The exponential increase in the last period, according to the report, is mainly due to the increase in damages consisting of lost revenue from exports of goods and services (estimated at 2.608 billion dollars) and the geographical relocation of trade (more than 1.212 billion dollars).

“If there hadn’t been a tightening of the blockade and the extraordinary oppressive effect it has on our families, quantifiable in economic damage, not to mention the suffering and emotional impact, GDP would have grown by 9.2% in the last year,” he said.

“The blockade,” he added, “is the main obstacle to the recovery of the Cuban economy,” emphasizing that the structural barriers imposed by this policy and its legal framework are the primary impediment to any economic activity in the country, whether state-run or private.

For his part, Cuban President Miguel Díaz-Canel described the measure as an unjustified maneuver that seeks to strangle the Cuban economy under false pretenses and for the benefit of political and economic interests unrelated to the well-being of its people, embodied by a clique that has enriched itself by pursuing policies against Cuba.

In May 2025, Cuba presented its report pursuant to United Nations General Assembly resolution 79/7, entitled “Necessity of ending the economic, commercial and financial embargo imposed by the United States of America against Cuba.”

In this report, the Cuban government outlined the objectives of the U.S. government in tightening the measures: “The economic, commercial and financial embargo constitutes the central axis of its maximum pressure policy against the Island, seeking to suffocate its economy, generate shortages and discontent in order to provoke a social explosion that would induce a change in the constitutional order legitimately established by the Cuban people in the exercise of their self-determination.”

The international community has been denouncing this expansionist policy of the United States, which, under the administration of Donald Trump, continues to trample on the sovereignty of nations with illegitimate and criminal acts such as the kidnapping of Venezuelan President Nicolás Maduro and Congresswoman Cilia Flores, and now, against the humanity of the Cuban people.
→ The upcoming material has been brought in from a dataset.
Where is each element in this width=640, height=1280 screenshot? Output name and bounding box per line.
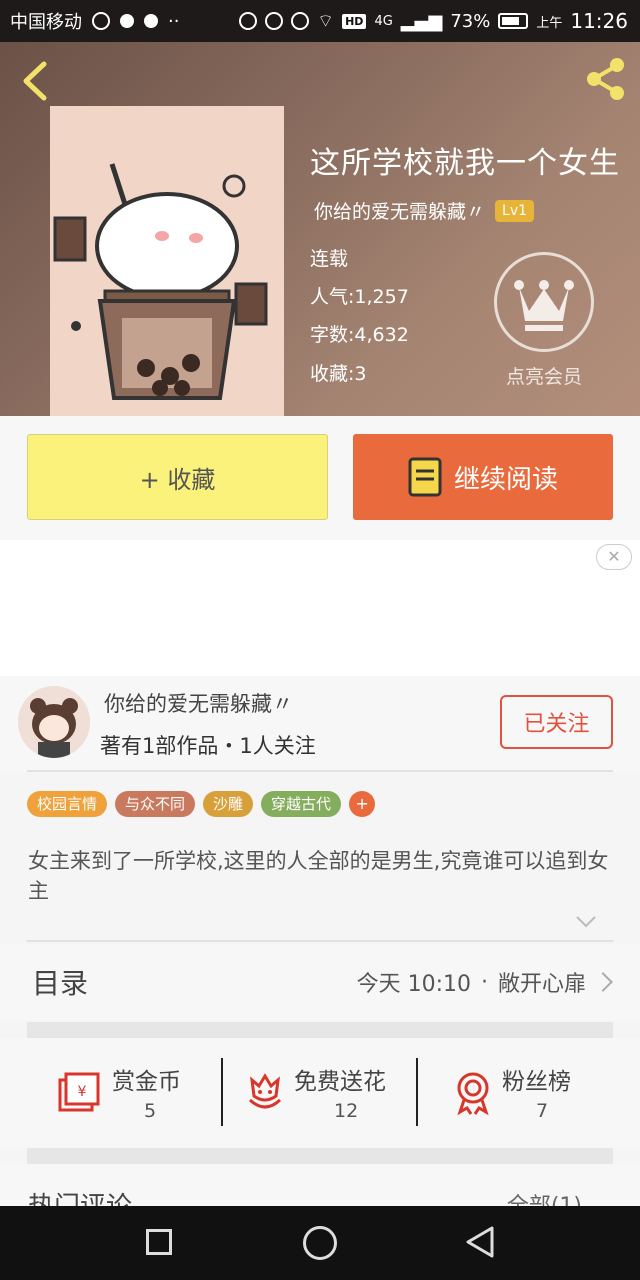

A people who, despite the difficulties imposed by the blockade, have not ceased in their international solidarity.

Cuba denounced on Friday the executive order signed by Donald Trump that designates the country as a threat to the U.S. government and establishes conditions for a more stringent blockade of the island.
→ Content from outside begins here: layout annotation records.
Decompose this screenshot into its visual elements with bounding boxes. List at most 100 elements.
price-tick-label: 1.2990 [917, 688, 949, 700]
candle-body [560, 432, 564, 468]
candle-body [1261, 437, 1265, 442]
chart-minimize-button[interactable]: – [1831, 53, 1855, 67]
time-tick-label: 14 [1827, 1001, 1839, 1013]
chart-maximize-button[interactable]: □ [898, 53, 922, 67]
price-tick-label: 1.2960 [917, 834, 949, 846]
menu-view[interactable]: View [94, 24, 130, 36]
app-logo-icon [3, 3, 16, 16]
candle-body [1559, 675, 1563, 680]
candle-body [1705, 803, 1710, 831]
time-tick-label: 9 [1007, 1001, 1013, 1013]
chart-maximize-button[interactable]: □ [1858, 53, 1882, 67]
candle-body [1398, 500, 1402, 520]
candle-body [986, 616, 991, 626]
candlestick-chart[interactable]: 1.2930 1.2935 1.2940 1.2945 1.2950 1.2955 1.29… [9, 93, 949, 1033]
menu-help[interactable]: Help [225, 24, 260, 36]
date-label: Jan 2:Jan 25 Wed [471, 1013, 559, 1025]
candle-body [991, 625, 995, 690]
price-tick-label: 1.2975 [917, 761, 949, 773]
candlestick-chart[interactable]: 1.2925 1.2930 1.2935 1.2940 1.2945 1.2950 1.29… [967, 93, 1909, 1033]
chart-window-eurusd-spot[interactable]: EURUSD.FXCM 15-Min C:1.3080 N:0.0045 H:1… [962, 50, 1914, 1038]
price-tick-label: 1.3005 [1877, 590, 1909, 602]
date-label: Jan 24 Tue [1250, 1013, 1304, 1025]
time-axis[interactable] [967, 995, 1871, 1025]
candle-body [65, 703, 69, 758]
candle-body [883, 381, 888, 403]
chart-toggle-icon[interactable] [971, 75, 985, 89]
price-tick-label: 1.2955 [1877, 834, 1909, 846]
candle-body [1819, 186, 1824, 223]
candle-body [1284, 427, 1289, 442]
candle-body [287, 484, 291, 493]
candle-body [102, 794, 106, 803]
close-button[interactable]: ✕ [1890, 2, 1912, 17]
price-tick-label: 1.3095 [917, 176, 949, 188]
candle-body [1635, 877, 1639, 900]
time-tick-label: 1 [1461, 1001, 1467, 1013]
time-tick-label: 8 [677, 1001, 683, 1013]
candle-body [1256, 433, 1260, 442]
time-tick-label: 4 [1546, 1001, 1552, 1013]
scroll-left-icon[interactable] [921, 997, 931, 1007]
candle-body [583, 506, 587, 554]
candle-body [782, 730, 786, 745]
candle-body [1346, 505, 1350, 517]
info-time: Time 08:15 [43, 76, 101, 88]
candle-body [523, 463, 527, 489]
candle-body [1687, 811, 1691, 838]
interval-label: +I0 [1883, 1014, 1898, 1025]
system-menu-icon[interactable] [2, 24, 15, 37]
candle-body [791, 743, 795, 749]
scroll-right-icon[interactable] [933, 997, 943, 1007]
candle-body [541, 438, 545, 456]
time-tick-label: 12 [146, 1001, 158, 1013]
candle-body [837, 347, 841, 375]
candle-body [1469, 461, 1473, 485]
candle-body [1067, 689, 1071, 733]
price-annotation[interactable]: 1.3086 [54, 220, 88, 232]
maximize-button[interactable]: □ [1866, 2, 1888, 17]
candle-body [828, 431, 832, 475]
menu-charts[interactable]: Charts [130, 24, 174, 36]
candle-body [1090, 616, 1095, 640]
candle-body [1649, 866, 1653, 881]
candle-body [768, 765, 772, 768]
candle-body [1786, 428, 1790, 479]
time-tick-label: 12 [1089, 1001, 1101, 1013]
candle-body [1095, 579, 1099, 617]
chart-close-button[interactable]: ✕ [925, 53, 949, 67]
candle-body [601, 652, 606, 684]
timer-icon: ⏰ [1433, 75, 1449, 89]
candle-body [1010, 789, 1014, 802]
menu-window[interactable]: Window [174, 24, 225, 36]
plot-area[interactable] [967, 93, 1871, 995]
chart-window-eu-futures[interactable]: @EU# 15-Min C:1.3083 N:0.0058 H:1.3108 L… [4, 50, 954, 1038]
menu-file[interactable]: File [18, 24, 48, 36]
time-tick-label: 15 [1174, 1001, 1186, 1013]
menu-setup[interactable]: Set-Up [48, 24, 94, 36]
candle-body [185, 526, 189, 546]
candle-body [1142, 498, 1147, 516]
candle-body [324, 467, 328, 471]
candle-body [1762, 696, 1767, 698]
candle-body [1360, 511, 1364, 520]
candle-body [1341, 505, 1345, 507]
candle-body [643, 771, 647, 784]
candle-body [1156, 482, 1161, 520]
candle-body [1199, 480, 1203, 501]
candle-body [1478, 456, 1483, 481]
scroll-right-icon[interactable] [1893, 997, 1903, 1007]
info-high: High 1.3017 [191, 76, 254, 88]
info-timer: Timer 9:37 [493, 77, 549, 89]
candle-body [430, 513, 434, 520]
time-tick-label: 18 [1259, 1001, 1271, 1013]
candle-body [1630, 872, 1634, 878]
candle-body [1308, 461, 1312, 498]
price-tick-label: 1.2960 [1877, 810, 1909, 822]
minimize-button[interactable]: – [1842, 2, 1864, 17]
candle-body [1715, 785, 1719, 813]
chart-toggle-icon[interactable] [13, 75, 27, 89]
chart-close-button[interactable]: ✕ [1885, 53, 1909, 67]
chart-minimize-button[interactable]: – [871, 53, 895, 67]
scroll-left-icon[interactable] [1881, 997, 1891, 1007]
The order signed by the U.S. president declares the country, based on false accusations, as an “unusual and extraordinary threat,” thus paving the way for a new form of encirclement and halting the entry of fuel. “The President himself and his government are aware that no one, or very few, can believe such mendacious arguments, but they don’t care,” the revolutionary government of the island stated.

This new measure establishes a new form of control where US interference, through tariffs, seeks to limit the entry of a necessary resource amidst a complex energy situation. “The United States government has reached this point after failing for 67 years to subdue and destroy a genuine and legitimate political and revolutionary process, one of full sovereignty, social justice, and the promotion of peace and solidarity with the rest of the world,” the statement reaffirms.